Crisi Almaviva, lunedì l’incontro di De Luca con sindacati e lavoratori
Mercoledì sarà la volta del tavolo nazionale con il viceministro dello Sviluppo Economico Teresa Bellanova




NAPOLI - Sono stati convocati per lunedì prossimo presso il palazzo di Santa Lucia gli 850 dipendenti napoletani di Almaviva che rischiano di perdere il posto di lavoro a causa del nuovo piano di riorganizzazione aziendale che prevede la chiusura della sede napoletana di via Brin, oltre che dello stabilimento romano. All'incontro, indetto dall'assessore regionale con delega al Lavoro, Sonia Palmeri, e dall'assessore comunale Panini saranno presenti sindacati, rappresentanti delle istituzioni locali e, secondo fonti vicine alla presidenza della giunta regionale, lo stesso governatore De Luca.

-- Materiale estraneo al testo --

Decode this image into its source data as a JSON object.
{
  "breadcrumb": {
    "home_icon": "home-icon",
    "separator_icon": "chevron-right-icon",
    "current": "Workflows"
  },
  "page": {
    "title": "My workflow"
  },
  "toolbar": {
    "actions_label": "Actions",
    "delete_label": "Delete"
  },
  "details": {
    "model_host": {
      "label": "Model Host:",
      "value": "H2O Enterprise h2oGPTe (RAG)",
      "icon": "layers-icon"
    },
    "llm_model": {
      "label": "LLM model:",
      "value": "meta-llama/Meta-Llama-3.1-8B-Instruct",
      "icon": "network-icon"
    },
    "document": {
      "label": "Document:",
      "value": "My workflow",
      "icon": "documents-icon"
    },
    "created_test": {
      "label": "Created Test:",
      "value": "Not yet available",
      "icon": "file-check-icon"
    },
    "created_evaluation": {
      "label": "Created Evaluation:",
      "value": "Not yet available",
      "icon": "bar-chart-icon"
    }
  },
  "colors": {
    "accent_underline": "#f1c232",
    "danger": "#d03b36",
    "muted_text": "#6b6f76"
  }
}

L'incontro precederà il tavolo di lavoro nazionale con il viceministro Teresa Bellanova, convocato per mercoledì prossimo quando, promette Palmeri «faremo di tutto per scongiurare questi incredibili quanto ingiustificati licenziamenti». I lavoratori, che attendono da giorni rassicurazioni sul loro futuro, al momento preferiscono non scendere in piazza, ma fanno sapere tramite le Rsu di essere pronti ad incrociare le braccia di fronte a risposte elusive e frammentate da parte dei responsabili aziendali. «Non ho mai detto che scioperare è inutile - spiega Francesco De Rienzo, delegato della Slc Cgil della sede di via Brin di Almaviva - so perfettamete che l'unica arma di lotta del sindacato è lo sciopero per cui noi di Almaviva faremo sicuramente alcuni scioperi mirati. Ieri ho solo riferito ciò che emerso dalle assemblee e cioè che i lavoratori in questa fase non vogliono scioperare perché sostengono di aver già fatto troppi sacrifici inutili nei mesi che hanno preceduto l'accordo del 31 maggio, poi fatto saltare dall'azienda con il recente annuncio delle chiusure delle sedi di Napoli e Roma».